В общем, сладу с пасюками не было никакого до тех пор, пока мудрые люди не собрались на полубаке и после долгого толкования, перемежаемого ядреным матом, не придумали способ, - пока единственный на флоте, другого способа нет, - как расправляться с наглыми крысами. Можно, конечно, утопить усатых вместе с кораблём, но это не выход, - так решили многомудрые мореманы, - корабль жалко, и нашли другой способ.
Фамилий этих славных людей история не сохранила, но люди эти были, точно были. Плодами их упорного умственного труда и занялся боцман Тамаев.
А придумали мореманы так называемых крысаков. Что это такое - крысаки? Это страшные, красноглазые, жирные, специально выведенные, "воспитанные" существа с зубами, свободно перекусывающими стальную проволоку.
Выводят крысаков так, - собственно, этим и занимался боцман Тамаев и имел на побочном промысле немало дополнительных паек хлеба (с маслом, между прочим). Ловят штук двадцать пасюков и швыряют в железную бочку. Обязательно в железную, ибо деревянную они запросто сожрут и ещё будут благодарны за предоставленный им обед, а с железной не справятся точно, - в железе их зубы увязнут…
Еды пасюкам не дают никакой, и тогда крысы, обезумевшие в бочке от голода, начинают пожирать друг дружку. Более сильные пожирают более слабых. В конце концов остается один пасюк - самый сильный, самый беспощадный, самый страшный - не дай бог приснится матросам во сне. Дергунчик может прихватить служивых, будут тогда матросики дёргаться в падучей, кричать от страха да мочиться под себя, в матрасы.

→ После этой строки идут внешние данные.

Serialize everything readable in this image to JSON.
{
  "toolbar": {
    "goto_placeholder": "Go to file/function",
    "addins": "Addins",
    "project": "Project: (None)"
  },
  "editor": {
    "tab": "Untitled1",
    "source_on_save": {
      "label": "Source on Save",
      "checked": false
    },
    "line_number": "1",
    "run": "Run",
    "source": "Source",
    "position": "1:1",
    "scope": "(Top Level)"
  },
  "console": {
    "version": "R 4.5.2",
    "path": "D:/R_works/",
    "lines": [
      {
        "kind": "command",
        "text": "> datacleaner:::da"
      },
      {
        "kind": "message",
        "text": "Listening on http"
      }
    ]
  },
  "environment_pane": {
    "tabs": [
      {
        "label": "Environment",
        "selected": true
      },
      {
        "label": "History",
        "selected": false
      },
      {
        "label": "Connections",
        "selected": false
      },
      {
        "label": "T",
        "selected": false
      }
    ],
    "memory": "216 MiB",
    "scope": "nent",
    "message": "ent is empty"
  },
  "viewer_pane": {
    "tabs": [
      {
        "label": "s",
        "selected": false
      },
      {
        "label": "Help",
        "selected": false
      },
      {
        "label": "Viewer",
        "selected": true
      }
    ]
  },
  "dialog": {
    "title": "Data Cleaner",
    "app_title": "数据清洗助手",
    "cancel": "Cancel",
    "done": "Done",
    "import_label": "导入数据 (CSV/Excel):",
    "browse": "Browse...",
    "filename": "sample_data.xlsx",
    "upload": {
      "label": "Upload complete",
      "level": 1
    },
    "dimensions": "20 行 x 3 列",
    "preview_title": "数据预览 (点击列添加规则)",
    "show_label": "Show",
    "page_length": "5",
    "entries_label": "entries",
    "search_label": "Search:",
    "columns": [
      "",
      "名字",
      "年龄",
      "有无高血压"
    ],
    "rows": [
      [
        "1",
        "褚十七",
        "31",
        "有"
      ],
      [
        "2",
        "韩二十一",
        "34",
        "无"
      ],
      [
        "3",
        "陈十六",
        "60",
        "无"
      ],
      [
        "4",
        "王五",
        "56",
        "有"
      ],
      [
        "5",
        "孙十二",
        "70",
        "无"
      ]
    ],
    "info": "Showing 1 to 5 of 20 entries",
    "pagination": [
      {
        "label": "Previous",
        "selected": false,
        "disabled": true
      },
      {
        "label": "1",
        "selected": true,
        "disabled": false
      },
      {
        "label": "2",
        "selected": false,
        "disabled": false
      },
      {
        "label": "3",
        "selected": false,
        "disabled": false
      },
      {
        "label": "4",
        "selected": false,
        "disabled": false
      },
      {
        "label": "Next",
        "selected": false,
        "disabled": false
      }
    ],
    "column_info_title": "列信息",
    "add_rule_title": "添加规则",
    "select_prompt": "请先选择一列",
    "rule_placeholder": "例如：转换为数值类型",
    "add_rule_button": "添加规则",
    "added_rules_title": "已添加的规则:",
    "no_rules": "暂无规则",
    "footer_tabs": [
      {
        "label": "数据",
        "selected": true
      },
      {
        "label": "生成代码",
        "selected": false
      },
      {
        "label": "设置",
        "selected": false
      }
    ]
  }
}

Оставшийся пасюк и есть крысак. Он теперь ничем иным не может питаться - только живыми крысами. Такого, "воспитанного" боцманом Тамаевым, крысака запускают в трюм стонущего от обилия пасюков корабля. За хорошую мзду, естественно: "воспитатель" Тамаев считал, что его труд должен оплачиваться по первой категории, да и вообще всё дело - приносить приличные дивиденды.
Через некоторое время трюм облюбованного пасюками корабля оказывался чист, как суповая кастрюля на камбузе после сытого обеда, - особенно, если кок умел вкусно готовить, - глухо в трюме, будто в яме: ни одного крысиного писка. Зато крысак выглядел, как барин, проведший зимние каникулы где-нибудь на колбасной фабрике, - морда у него была такая, что не во всякую дверь пролезала. И ещё - очень красноречиво шевелились усы.
Тамаев извлекал обожравшегося крысака из опустевшего трюма, - этому сложному делу он обучился также, - и, прежде чем переправить "героя" в следующий трюм, объявлял конкурс: какая посудина больше заплатит за аренду крысака… В ту посудину Тамаев своего питомца и перебрасывал.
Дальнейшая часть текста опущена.